26 Aprile 2019, di Alberto Battaglia

Un rapporto di Commerzbank mette in guardia l’economia tedesca sugli effetti cui si andrebbe incontro con l’introduzione di nuovi dazi sulle importazioni americane di automobili. La disputa fra Ue e Usa ha già delineato le rispettive liste di prodotti che, in caso di mancato accordo, verrebbero colpite da nuove tariffe. L’amministrazione Trump ha già messo nel mirino le automobili, un provvedimento che danneggerebbe in particolare l’economia tedesca. Infatti, gli Stati Uniti sono la prima destinazione delle esportazioni di veicoli Made in Germany: il 12% delle automobili esportate dalla Germania prendono la via dell’America, per un valore di 27 miliardi di euro.

Il dazio minacciato dalla presidenza Trump arriverebbe al 25%: se esso si concretizzasse le esportazioni di auto tedesche negli Usa potrebbero dimezzarsi, da 27 a 14 miliardi di euro all’anno. Secondo Commerzbank le probabilità che due sponde dell’Atlantico raggiungano un accordo sono basse, in quanto gli Stati Uniti avrebbero mostrato con determinazione di voler favorire l’ingresso di prodotti agroalimentari nel Vecchio Continente. Un fatto da sempre osteggiato dall’Ue oltre che da gran parte dell’opinione pubblica.

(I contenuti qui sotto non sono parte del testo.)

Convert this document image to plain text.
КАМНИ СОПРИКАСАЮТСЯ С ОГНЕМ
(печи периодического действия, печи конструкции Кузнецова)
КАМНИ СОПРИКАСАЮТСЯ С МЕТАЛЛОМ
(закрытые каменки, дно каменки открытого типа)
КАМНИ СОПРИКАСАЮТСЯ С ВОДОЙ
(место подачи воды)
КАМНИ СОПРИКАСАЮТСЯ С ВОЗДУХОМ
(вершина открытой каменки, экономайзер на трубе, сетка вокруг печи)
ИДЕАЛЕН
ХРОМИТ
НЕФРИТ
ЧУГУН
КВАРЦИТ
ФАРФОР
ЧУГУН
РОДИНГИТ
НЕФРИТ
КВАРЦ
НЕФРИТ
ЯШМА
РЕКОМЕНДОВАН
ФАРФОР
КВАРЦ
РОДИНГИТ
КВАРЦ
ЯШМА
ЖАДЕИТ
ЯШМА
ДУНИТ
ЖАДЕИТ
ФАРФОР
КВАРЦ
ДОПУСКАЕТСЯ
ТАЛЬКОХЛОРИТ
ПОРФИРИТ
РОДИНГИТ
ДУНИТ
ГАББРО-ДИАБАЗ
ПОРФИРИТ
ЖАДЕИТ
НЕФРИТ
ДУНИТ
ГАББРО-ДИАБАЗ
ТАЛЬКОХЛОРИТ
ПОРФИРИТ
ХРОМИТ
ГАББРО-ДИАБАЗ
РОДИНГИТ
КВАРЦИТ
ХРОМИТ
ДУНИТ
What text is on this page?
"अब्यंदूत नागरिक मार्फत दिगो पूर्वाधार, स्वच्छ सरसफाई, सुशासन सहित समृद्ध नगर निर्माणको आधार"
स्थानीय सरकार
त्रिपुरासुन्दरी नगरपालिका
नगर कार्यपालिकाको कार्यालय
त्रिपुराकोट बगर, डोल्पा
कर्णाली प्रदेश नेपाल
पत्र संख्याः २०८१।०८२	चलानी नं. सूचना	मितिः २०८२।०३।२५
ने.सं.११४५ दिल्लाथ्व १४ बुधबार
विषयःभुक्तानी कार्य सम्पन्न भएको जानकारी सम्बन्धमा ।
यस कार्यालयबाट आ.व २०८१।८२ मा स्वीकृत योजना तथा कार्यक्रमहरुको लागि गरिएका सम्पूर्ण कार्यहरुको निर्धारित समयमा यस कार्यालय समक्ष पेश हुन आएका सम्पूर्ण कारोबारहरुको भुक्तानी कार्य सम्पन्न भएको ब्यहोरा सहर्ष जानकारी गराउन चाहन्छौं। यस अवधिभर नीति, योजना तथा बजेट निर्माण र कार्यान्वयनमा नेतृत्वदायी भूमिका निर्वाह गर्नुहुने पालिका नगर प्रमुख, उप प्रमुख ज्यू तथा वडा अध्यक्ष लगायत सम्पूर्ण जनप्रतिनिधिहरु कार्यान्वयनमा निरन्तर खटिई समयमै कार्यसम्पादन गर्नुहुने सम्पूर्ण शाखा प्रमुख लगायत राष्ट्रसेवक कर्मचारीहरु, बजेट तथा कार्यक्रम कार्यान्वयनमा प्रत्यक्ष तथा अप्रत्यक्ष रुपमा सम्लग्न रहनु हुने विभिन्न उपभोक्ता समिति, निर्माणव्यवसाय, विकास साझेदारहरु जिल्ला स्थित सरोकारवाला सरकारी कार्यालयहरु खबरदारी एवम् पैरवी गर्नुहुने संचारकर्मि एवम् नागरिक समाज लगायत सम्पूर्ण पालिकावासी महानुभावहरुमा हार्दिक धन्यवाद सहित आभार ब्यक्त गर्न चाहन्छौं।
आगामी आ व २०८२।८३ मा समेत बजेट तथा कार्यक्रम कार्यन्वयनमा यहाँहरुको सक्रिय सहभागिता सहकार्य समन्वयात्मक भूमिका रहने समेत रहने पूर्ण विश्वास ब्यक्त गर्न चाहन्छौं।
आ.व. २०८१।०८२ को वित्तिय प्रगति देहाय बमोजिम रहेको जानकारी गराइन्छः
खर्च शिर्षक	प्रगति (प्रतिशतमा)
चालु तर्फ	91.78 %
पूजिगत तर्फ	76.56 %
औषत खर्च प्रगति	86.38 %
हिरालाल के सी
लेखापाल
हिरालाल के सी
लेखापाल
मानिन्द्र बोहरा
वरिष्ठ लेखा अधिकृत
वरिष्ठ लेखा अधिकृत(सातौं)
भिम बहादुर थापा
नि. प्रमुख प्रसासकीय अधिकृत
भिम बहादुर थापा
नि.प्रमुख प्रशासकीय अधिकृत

“Il presidente francese Emmanuel Macron”, inoltre, “ha già votato contro l’apertura dei negoziati con gli Stati Uniti perché gli Stati Uniti non partecipano più all’accordo sul clima di Parigi del 2015″, ha aggiunto Commerzbank prima di concludere che è “probabile che Donald Trump annuncerà l’imposizione di dazi – probabilmente a tassi del 25% – sulle importazioni di automobili e ricambi auto dall’Ue”.

Data la forte integrazione della catena dell’offerta, questa decisione colpirebbe anche i fornitori di componenti auto italiani, legati alla domanda di automobili tedesche.